In [None]:
import numpy as np
from sklearn.linear_model import LinearRegression

Here are the formulas for various selection criteria for the best subset in a linear regression model.

Total sum of squares, `SSTO`:
$$
SSTO = \sum (Y_i - \bar{Y})^2
$$

Error sum of squares, `SSE`:
$$
SSE = \sum (Y_i - \hat{Y_i})^2
$$

Regression sum of squares, `SSR` (not used in calculations, but included for reference):  
$$
SSR = \sum (\hat{Y_i} - \bar{Y})^2
$$

Relationship between `SSTO`, `SSE`, and `SSR`:
$$
SSTO = SSE + SSR
$$

-----

#TODO: explain subscript p and invariance of `SSTO` with p.

#TODO: Add MSE

-----

Coefficient of multiple determination, `R2`:
$$
R^{2}_p = 1 - \frac{SSE_p}{SSTO}
$$

Adjusted coefficient of multiple determination, `adj_R2`:  

$$
R^2_{a,p} = 1 - \left(\frac{n-1}{n-p}\right)\frac{SSE_p}{SSTO} = 1 - \frac{MSE_p}{\frac{SSTO}{n-1}}
$$

Mallows's `Cp`:
$$
C_p = \frac{SSE_p}{MSE(X_{1},...,X_{p-1})} - (n-2p)
$$

The following functions will calculate different statistical values.

In [None]:
def SSTO(y):
    
    '''Calculates sum of squares from the mean.'''
    
    y_mean = np.mean(y)
    squared_errors = (y - y_mean)**2
    
    return np.sum(squared_errors)

In [None]:
def SSE(y, predictions):
    
    '''Calculates sum of squared errors between predictions and actual values.'''
    
    squared_erros = (y - predictions)**2
    
    return np.sum(squared_errors)

In [None]:
def adj_R2(_sse, _ssto, n, p):
    
    '''Calculates the adjusted R^2.'''
    
    return 1 - (n-1)/(n-p) * _sse/_ssto

In [None]:
def Cp(sse_p, sse_P, n, p, P):
    
    '''Calculates Mallows's Cp value.
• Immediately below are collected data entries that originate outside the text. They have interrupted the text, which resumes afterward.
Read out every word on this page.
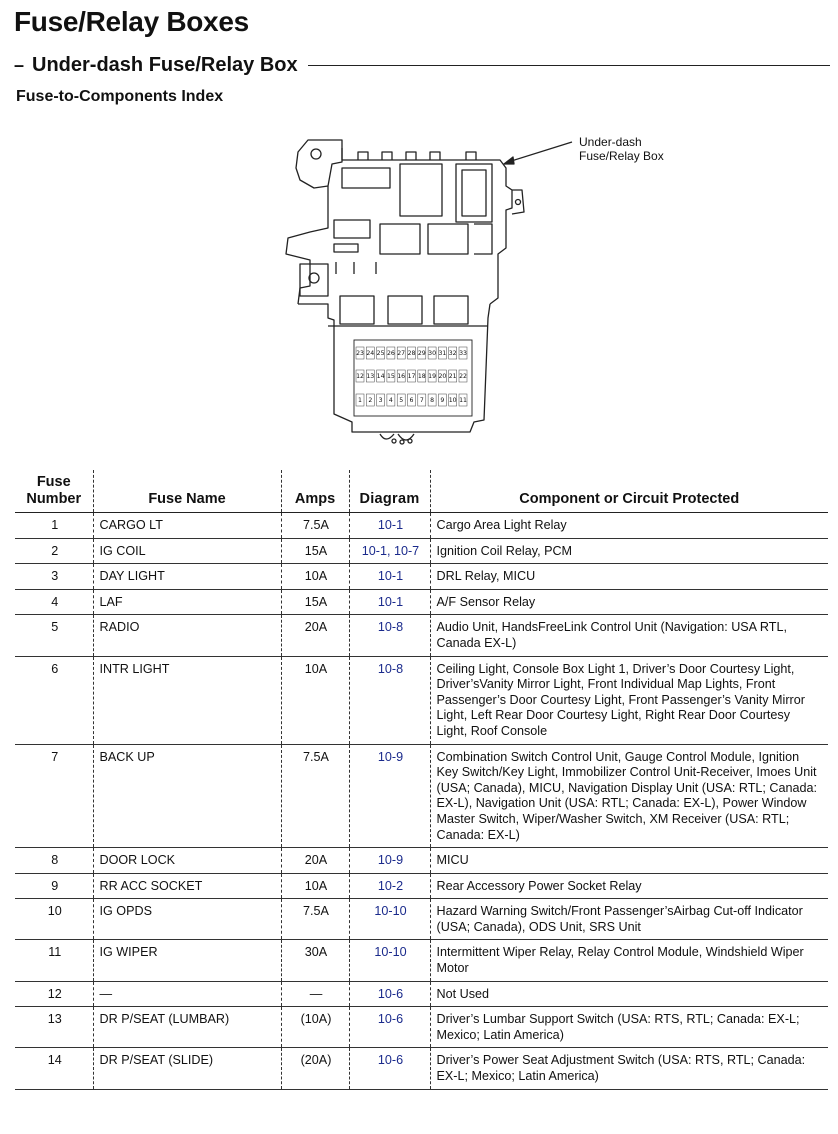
Fuse/Relay Boxes
– Under-dash Fuse/Relay Box
Fuse-to-Components Index
Under-dash
Fuse/Relay Box
23 24 25 26 27 28 29 30 31 32 33
12 13 14 15 16 17 18 19 20 21 22
1 2 3 4 5 6 7 8 9 10 11
Fuse
Number	Fuse Name	Amps	Diagram	Component or Circuit Protected
1	CARGO LT	7.5A	10-1	Cargo Area Light Relay
2	IG COIL	15A	10-1, 10-7	Ignition Coil Relay, PCM
3	DAY LIGHT	10A	10-1	DRL Relay, MICU
4	LAF	15A	10-1	A/F Sensor Relay
5	RADIO	20A	10-8	Audio Unit, HandsFreeLink Control Unit (Navigation: USA RTL, Canada EX-L)
6	INTR LIGHT	10A	10-8	Ceiling Light, Console Box Light 1, Driver’s Door Courtesy Light, Driver’sVanity Mirror Light, Front Individual Map Lights, Front Passenger’s Door Courtesy Light, Front Passenger’s Vanity Mirror Light, Left Rear Door Courtesy Light, Right Rear Door Courtesy Light, Roof Console
7	BACK UP	7.5A	10-9	Combination Switch Control Unit, Gauge Control Module, Ignition Key Switch/Key Light, Immobilizer Control Unit-Receiver, Imoes Unit (USA; Canada), MICU, Navigation Display Unit (USA: RTL; Canada: EX-L), Navigation Unit (USA: RTL; Canada: EX-L), Power Window Master Switch, Wiper/Washer Switch, XM Receiver (USA: RTL; Canada: EX-L)
8	DOOR LOCK	20A	10-9	MICU
9	RR ACC SOCKET	10A	10-2	Rear Accessory Power Socket Relay
10	IG OPDS	7.5A	10-10	Hazard Warning Switch/Front Passenger’sAirbag Cut-off Indicator (USA; Canada), ODS Unit, SRS Unit
11	IG WIPER	30A	10-10	Intermittent Wiper Relay, Relay Control Module, Windshield Wiper Motor
12	—	—	10-6	Not Used
13	DR P/SEAT (LUMBAR)	(10A)	10-6	Driver’s Lumbar Support Switch (USA: RTS, RTL; Canada: EX-L; Mexico; Latin America)
14	DR P/SEAT (SLIDE)	(20A)	10-6	Driver’s Power Seat Adjustment Switch (USA: RTS, RTL; Canada: EX-L; Mexico; Latin America)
Needs sse_p and sse_P to be pre-calculated.'''
    
    return sse_p / (sse_P/(n-P)) - (n - 2*p)

In [None]:
def AIC(_sse, n, p):
    
    '''Calculates the Akaike information criterion'''
    
    return n * np.log(_sse) - n * np.log(n) + 2*p

In [None]:
def SBC(_sse, n, p):
    
    '''Calculates Schwarz Bayesian criterion'''
    
    return n * np.log(_sse) - n * np.log(n) + np.log(n) * p

In [None]:
def PRESS(y, X):
    
    '''Calculates PRESS criterion.'''
    
    lr = LinearRegression()
    pred = np.zeros(y.shape)
    
    for i in range(X.shape[0]):
        y_mod = np.delete(y, i, 0)
        X_mod = np.delete(X, i, 0)
        lr.fit(X_mod, y_mod)
        pred[i] = lr.predict(X[i].reshape(1, -1))
        
    return SSE(y, pred)